Tag Archives: international baccalaureate

Lazy mornings with the newspapers

I’ve spent the last few days not doing anything in particular, but I did cull a few items of interest from my lazy mornings with the newspapers:

District applies for School Improvement Grants (SF Chronicle)

The SF Chronicle did a tidy job Saturday morning, pulling together all the pieces of the district’s application for a School Improvement Grant (SIG) to address achievement at the 10 SFUSD schools identified by the state as “persistent underperformers.”  Of course, most of this wasn’t new to readers of this blog, other than the list specifying which Federally-approved reform model (Closure is self-explanatory; Transformation means replacing the principal; Turnaround means replacing the principal and 50 percent of staff; Restart — not in the district’s plan — means closing a school and reopening it as a charter) will be applied to each school. Here’s that list:

  • Willie Brown Jr. Academy –Closure
  • Bryant Elementary — Turnaround
  • Carver Elementary –Turnaround
  • Cesar Chavez Elementary –Transformation
  • Everett Middle— Turnaround
  • Horace Mann Middle –Transformation
  • Mission High –Transformation
  • John Muir Elementary –Turnaround
  • John O’Connell High — Transformation
  • Paul Revere Elementary–Transformation

More schools turning to International Baccalaureate programs (NY Times)

Saturday’s Times carried an article about the growing adoption of the I.B. curriculum in public schools around the country.  SFUSD has plans to expand I.B. in our own district — one Primary Years Programme (PYP) is already underway at Flynn Elementary and another is planned for John Muir Elementary. Those would feed into a new Middle Years Programme and Diploma Programme at International Studies Academy in Potrero Hill (a 6-12 grade school)– more about that here.

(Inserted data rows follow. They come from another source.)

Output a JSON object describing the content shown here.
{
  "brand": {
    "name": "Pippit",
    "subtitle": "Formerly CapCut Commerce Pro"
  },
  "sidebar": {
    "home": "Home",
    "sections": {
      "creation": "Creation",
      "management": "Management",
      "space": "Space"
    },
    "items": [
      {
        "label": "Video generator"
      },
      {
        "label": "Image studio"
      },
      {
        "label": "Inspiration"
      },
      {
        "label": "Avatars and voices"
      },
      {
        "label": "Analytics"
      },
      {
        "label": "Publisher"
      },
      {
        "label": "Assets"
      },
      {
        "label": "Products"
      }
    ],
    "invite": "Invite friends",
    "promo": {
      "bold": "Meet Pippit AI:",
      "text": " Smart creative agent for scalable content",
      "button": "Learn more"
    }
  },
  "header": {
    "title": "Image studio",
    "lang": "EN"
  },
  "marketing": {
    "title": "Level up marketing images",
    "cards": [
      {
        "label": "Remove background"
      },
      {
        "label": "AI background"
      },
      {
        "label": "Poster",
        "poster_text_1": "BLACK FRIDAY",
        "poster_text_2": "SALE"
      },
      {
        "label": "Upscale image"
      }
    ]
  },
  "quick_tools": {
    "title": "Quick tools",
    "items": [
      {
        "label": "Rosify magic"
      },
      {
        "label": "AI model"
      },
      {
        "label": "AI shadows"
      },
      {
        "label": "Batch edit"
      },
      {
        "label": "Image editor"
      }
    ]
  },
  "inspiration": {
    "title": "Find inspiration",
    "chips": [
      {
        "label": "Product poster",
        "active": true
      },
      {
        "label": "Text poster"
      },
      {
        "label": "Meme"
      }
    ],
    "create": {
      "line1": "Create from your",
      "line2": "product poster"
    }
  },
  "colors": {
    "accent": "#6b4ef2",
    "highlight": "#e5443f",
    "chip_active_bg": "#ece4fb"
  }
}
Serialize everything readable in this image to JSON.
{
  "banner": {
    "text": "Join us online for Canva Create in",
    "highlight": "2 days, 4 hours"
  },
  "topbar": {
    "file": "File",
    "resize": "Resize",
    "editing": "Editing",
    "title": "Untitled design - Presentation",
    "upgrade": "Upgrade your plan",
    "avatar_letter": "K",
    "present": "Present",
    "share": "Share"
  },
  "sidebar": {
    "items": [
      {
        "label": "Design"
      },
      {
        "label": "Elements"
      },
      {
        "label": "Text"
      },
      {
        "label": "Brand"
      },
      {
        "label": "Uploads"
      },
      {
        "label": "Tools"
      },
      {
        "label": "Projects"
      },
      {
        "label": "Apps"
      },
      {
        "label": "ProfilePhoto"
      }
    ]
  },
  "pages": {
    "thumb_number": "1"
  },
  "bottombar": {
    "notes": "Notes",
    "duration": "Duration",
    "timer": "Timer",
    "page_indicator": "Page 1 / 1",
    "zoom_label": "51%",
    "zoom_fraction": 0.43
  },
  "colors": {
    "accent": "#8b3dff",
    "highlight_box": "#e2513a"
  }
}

Anyway, the I.B. program, widespread in Europe, is considered to be more rigorous than the typical college-prep curriculum in American high schools. But critics quoted in the Times article point out the program is expensive, and (somewhat bizarrely) complain it is too closely tied to radical environmentalism (is that bad?). And some advocates in our own district have noted that the current implementation at Flynn may not support the specific needs of English Learners well enough.

Slain Bayview teen was a star athlete (SF Chronicle)

In today’s paper, there’s a very sad story about Stephen Powell, Jr.,  the 19-year-old slain last Saturday evening at Market and Castro during Gay Pride festivities. Mr. Powell was a star basketball player at Stuart Hall High School, but seems to have had a hard time navigating the two worlds represented by his exclusive private school and the violent streets where he grew up. After a stint at Lincoln H.S. and then Ida B. Wells, Mr. Powell was reportedly trying to get his life back together when he was slain. The police have called the shooting gang-related, but Mr. Powell’s parents say he was not involved in a gang.  And his history doesn’t fit the usual profile – he came from an intact, loving family and had many caring adults rooting for him to succeed. . All in, Mr. Powell’s death was a horrible tragedy that seems to happen all too often here in San Francisco.